TEMPO.CO, Bantul - Ketua Panitia Pengawas Pemilu Kabupaten Bantul, Supardi, mengatakan laporan masyarakat mengenai praktek politik uang bermunculan pada masa tenang ini. Menurut Supardi, laporan inni umumnya disampaikan lewat telepon dan pesan pendek. "Hari ini saja ada lima laporan warga masuk lewat SMS," katanya, Selasa, 8 April 2014.
Laporan masyarakat mulai masuk sejak hari pertama masa tenang, atau Ahad, 6 April lalu. Namun, menurut dia banyak pelapor yang enggan memenuhi panggilan Panwaslu Bantul untuk melengkapi syarat formal laporan. "Tadi pagi (Selasa, 8 April 2014), nomor tiga pengirim SMS tidak bisa kami hubungi," katanya.
Sayangnya, Supardi enggan menyebutkan jumlah pasti informasi dari masyarakat perihal praktek politik uang yang sudah masuk ke Panwaslu Bantul selama hari tenang. Supardi juga tidak mau membeberkan informasi detailnya, termasuk modus dan lokasi praktek politik uang tersebut. "Lokasinya pokoknya di Bantul," katanya.
Koordinator Divisi Pelaporan dan Penindakan Panwaslu Bantul, Harlina, berpendapat, informasi seperti itu tidak akan dibeberkan oleh Panwaslu ke publik. Menurut dia, informasi yang belum memenuhi unsur sebagai laporan, sesuai dengan Peraturan KPU Nomor 15 Tahun 2013, tak layak dipublikasikan. "Baru dua informasi selama hari tenang yang jelas, tapi itu juga belum memenuhi unsur laporan," katanya.
Dia mencontohkan laporan yang belum bisa dipublikasikan lainnya. Yakni kasus politik uang yang ditangani kepolisian. "Akan segera masuk ke BAP (berkas acara perkara), tapi tidak akan kami publikasikan ke media dulu, nanti malah gagal upaya penindakannya," katanya.
Menurut Harlina, unsur formal syarat administrasi berupa adanya saksi untuk membuktikan kebenaran laporan harus dipenuhi. Dia mencontohkan, kasus pembagian kain batik dari salah satu caleg di Bantul pada masa kampanye lalu tidak bisa ditindak karena tidak adanya saksi. "Susah minta warga bersaksi," ujarnya.
Dia mengatakan dua laporan masyarakat yang lumayan jelas mengenai politik uang di Bantul pada masa hari tenang menyebut pelakunya memakai modus lama, yakni menebar uang agar masyarakat mencoblos caleg tertentu. Kasus pertama terjadi di kawasan Badegan, yang tak jauh dari sekretariat Panwaslu. "Sedang dilacak panwascam (panitia pengawas kecamatan)," kata Herlina.

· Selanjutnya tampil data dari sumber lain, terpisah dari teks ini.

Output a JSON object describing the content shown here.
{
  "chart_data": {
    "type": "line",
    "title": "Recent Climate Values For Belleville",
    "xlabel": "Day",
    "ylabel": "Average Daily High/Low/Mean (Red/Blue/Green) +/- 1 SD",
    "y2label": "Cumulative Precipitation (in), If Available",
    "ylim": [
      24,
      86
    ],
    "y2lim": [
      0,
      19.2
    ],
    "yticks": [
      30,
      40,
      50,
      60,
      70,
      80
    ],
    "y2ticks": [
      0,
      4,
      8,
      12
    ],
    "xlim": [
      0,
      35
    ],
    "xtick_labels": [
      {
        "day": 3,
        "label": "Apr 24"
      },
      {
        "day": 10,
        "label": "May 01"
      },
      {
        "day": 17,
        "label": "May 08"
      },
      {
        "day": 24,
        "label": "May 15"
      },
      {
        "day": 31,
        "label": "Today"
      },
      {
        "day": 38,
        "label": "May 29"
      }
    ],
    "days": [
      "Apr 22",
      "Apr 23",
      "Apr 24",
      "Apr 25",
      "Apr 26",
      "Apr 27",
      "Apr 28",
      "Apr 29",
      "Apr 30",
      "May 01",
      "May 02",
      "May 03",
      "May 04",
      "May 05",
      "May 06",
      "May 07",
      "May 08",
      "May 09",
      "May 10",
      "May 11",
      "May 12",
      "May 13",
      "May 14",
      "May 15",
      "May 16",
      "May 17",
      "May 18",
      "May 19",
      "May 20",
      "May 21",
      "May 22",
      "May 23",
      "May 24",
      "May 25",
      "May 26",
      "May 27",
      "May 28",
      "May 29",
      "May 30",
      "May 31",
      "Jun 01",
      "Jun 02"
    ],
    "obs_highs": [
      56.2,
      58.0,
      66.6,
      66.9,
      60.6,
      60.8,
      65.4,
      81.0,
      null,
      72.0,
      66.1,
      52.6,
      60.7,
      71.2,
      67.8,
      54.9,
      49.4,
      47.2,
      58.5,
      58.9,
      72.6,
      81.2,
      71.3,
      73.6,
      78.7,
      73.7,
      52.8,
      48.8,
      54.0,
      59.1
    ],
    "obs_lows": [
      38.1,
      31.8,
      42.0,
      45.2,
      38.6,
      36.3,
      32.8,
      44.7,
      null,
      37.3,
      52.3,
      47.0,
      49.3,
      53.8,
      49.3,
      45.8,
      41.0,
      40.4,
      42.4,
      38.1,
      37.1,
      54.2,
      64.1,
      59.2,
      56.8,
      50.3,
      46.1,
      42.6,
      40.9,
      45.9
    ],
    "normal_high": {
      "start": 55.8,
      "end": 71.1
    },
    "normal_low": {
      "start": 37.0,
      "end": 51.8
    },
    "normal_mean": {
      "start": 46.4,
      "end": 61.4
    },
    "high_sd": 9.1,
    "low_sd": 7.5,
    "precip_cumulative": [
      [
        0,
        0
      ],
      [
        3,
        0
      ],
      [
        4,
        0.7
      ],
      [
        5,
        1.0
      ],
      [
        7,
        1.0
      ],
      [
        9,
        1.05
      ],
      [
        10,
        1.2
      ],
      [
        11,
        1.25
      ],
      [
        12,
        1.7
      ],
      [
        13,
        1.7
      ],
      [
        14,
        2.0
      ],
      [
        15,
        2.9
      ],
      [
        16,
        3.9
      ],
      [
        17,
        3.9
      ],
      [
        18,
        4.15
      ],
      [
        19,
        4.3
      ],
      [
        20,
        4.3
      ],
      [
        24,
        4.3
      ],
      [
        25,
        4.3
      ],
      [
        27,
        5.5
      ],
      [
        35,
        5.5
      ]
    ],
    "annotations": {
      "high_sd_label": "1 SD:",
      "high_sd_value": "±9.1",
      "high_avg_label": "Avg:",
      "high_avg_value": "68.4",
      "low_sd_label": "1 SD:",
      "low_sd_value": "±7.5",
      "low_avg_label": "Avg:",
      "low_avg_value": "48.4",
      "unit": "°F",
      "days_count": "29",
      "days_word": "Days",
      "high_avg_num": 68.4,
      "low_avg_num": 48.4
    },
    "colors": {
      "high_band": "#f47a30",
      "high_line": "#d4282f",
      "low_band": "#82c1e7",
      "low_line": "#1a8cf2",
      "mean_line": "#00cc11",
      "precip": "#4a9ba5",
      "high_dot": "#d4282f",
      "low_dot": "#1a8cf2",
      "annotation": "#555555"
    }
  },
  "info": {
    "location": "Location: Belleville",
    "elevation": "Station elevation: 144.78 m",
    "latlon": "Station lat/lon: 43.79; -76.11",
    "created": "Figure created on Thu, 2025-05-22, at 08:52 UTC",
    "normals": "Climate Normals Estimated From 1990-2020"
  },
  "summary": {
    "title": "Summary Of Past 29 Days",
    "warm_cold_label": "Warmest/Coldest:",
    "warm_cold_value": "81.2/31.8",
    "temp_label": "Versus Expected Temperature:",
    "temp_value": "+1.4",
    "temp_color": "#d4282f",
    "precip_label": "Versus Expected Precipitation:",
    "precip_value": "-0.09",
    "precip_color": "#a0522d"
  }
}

Pada Selasa siang, seorang warga Dusun Ngrancah, Desa Sriharjo, Kecamatan Imogiri, juga mendatangi Panwaslu Bantul untuk melaporkan kasus pembagian uang dari tim sukses caleg PKS. Pria yang mengaku bernama Paijo itu menulis laporannya mewakili tujuh warga yang telah menerima duit Rp 40.000 dari caleg. Dia semula menghubungi nomor telepon sekretariat Panwaslu, kemudian bersedia diminta datang.
Sayangnya, Paijo tidak membawa kartu identitas resmi sama sekali. Dia tidak bisa menyerahkan kartu tanda penduduk (KTP) ataupun surat izin mengemudi (SIM). Padahal, Paijo sudah memberi keterangan rinci di atas kertas dengan tulisan tangan mengenai isi laporannya.
Perempuan yang menemani Paijo melapor sebenarnya membawa KTP, tapi dia tidak paham isi laporan. "Kami tunggu dulu identitas pengenalnya, baru informasi seperti ini layak jadi laporan resmi," kata Herlina.
Pegiat Masyarakat Transparansi Bantul, Irwan Suryono mengatakan dia menemui banyak praktek pembagian uang sejumlah Rp 30.000-50.000 ke masyarakat sejak Kamis pekan lalu. Menurut Irwan, praktek seperti ini marak terjadi di sekitar tempat tinggalnya, di kawasan Desa Pleret, Bantul. "Tim sukses berseliweran, tapi mereka hanya memberi warga yang dianggap kemungkinan besar memilih calegnya," katanya.
Modus lainnya, Irwan menjelaskan, seorang caleg inkumben membiayai pengerasan jalan kampung di sekitar Pleret pada saat menjelang masa tenang. Irwan enggan melaporkan kasus seperti ini ke Panwaslu karena pesimistis benar-benar akan ditindak. "Buktinya, sejumlah laporan politik uang selama masa kampanye tak bisa ditindak, " katanya.